Pourtant, le jeune mâle ne déçoit pas le duo d’éleveurs. Loin de là. “Physiquement, Enjeu était parfait. On le voit sur les photos : il était déjà planté, avait de l’équilibre et tout ce qu’il faut. Il se déplaçait de façon fantastique, avait une amplitude au galop remarquable et s’envolait au-dessus des barres au sol, comme si de rien n’était. Sa sœur par Lando, Audace de Grisien, sautait de la même manière. Nous l’avons élevée plus longtemps qu’Enjeu. Elle est partie à deux ans environ, mais elle avait aussi un vrai tempérament. C’était compliqué ! À l’époque, mon ex-mari et moi débourrions nos poulains, mais avec Audace, nous nous étions dit que nous ne poserions jamais nos fesses dessus. Ni lui ni moi n’étions aptes à faire ça. Il ne fallait pas se louper, il fallait quelqu’un qui sait ce qu’il fait, qui ne se trompe pas car elle n’accepterait pas l’erreur. Avec Enjeu, nous savions que nous avions fait naître un poulain spécial. Il avait vraiment quelque chose de différent dès le départ. À la naissance, il n’était déjà pas comme les autres, il avait un truc en plus, que les autres n’avaient pas”, loue l’éleveuse. “Côté caractère, Enjeu était comme les autres poulains élevés ici, très sympa et proche de l’homme. Mes chevaux sont tous élevés en troupeau et le mode d’élevage fait que j’ai assez peu, voire aucun poulain qui n’est pas proche de l’homme. Les juments le sont déjà, et le transmettent à leurs poulains.” Les qualités intrinsèques d’Enjeu ne tardent pas à taper dans l'œil de Delphine et Patrick Huyse, éleveurs sous l’affixe de la Pomme d’Or et marchands en Belgique. Sur un coup de cœur, tous deux achètent le fils de Toulon au sevrage et le garderont jusqu’à ses sept ans.
Trois lignées principales
Nobless et Enjeu vendus, l’histoire ne s’arrête pas en si bon chemin pour Clémentine, qui continue de peindre son œuvre avec plusieurs juments, dont Basilic de Grisien, sœur utérine d’Enjeu par Sisley de la Tour Vidal, pleine pour 2025 malgré une saison de reproduction délicate en 2024. “Basilic est, physiquement, celle qui ressemble le plus à sa mère. C’est son portrait craché ! C’est assez bluffant”, révèle l’éleveuse. “Ensuite, j’ai une fille de ma première jument, Ell Djump Grisien. C'est une fille d'Armitages Boy, un étalon que j’aime beaucoup. Sportivement, ce n’est peut-être pas la meilleure famille que l’on puisse trouver, mais ce sont des chevaux bien dans leur tête et facile à vivre, à pied comme monté. J’ai également une fille de Nicomea d’Aix, elle-même fille de Nicomea, une Anglo-arabe qui a très bien tourné avec Roger-Yves Bost. J’ai conservé Gaïa de Grisien, une de ses filles par Ernest, un étalon qui a été stationné ici et qui était Selle Français Originel.”

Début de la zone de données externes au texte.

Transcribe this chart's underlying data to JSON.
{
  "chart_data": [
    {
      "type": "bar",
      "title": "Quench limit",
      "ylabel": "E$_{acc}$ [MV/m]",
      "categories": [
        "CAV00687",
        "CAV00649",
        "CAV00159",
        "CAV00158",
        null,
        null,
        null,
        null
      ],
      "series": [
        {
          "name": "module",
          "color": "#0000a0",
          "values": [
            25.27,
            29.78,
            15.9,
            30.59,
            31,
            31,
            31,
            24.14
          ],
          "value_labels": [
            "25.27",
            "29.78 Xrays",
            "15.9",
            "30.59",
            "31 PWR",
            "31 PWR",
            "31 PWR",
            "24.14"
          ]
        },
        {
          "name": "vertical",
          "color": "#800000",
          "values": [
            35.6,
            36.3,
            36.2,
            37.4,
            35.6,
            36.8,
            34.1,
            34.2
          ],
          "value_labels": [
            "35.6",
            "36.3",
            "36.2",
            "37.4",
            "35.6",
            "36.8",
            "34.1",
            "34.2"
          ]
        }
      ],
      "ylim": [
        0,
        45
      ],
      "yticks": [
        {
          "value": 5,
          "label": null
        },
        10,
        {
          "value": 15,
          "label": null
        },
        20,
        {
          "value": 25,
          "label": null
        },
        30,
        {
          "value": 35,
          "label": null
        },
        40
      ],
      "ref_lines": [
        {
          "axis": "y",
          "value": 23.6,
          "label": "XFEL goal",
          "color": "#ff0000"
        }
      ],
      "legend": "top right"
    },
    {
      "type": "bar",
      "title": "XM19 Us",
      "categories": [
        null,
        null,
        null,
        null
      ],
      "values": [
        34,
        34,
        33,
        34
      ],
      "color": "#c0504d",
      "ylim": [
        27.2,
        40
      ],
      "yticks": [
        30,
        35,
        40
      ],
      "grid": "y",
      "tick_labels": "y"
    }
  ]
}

Disposant elle aussi du label Selle Français Originel, Gaïa de Grisien a donné, elle-même et comme la majorité des autres poulinières de l’élevage, trois poulains, avec Argento, Andain du Thalie ainsi que Dartagnan de Béliard, et a été confiée à Suspens Floreval cette saison. “Gaïa est assez jeune et elle n’a eu que trois poulains jusqu’à maintenant. J’ai du mal à trouver des Selle Français Originel qui me plaisent vraiment… Gaïa est en plus une petite-fille de Le Tôt de Semilly, ce qui complique encore plus la tâche. Physiquement, elle s’est faite vraiment sur le tard. Du coup, trouver le bon croisement est un peu plus difficile. Elle a du sang, il n’y a pas de souci là-dessus. D’ailleurs, je ne cherche pas spécialement à en enlever. En 2022, je l’ai croisée plutôt pour du complet J’avais envie d’essayer de faire un poulain de complet avec cette jument, qui a, je pense, toutes les qualités pour produire dans cette discipline. J’adore son poulain ! À terme, l’idée est de pouvoir refaire des Selle Français Originel avec cette jument-là. C’est d’ailleurs pour cela que je l’ai conservée elle plutôt que sa sœur par Sisley de la Tour Vidal”, expose Clémentine. Djust Perfect Grisien, sœur utérine de Gaïa, est la deuxième meilleure représentante de l’affixe de Grisien. Sous la selle d’Anne Coulon, elle a suivi une partie du circuit de formation réservé aux chevaux de sept ans, en 2020, et a été créditée d’un ISO 128 en 2018, après avoir obtenu la mention “Très Bon” à cinq ans à Fontainebleau. Malheureusement, la belle s’est ensuite blessée, mettant un terme aux espoirs sportifs de son entourage.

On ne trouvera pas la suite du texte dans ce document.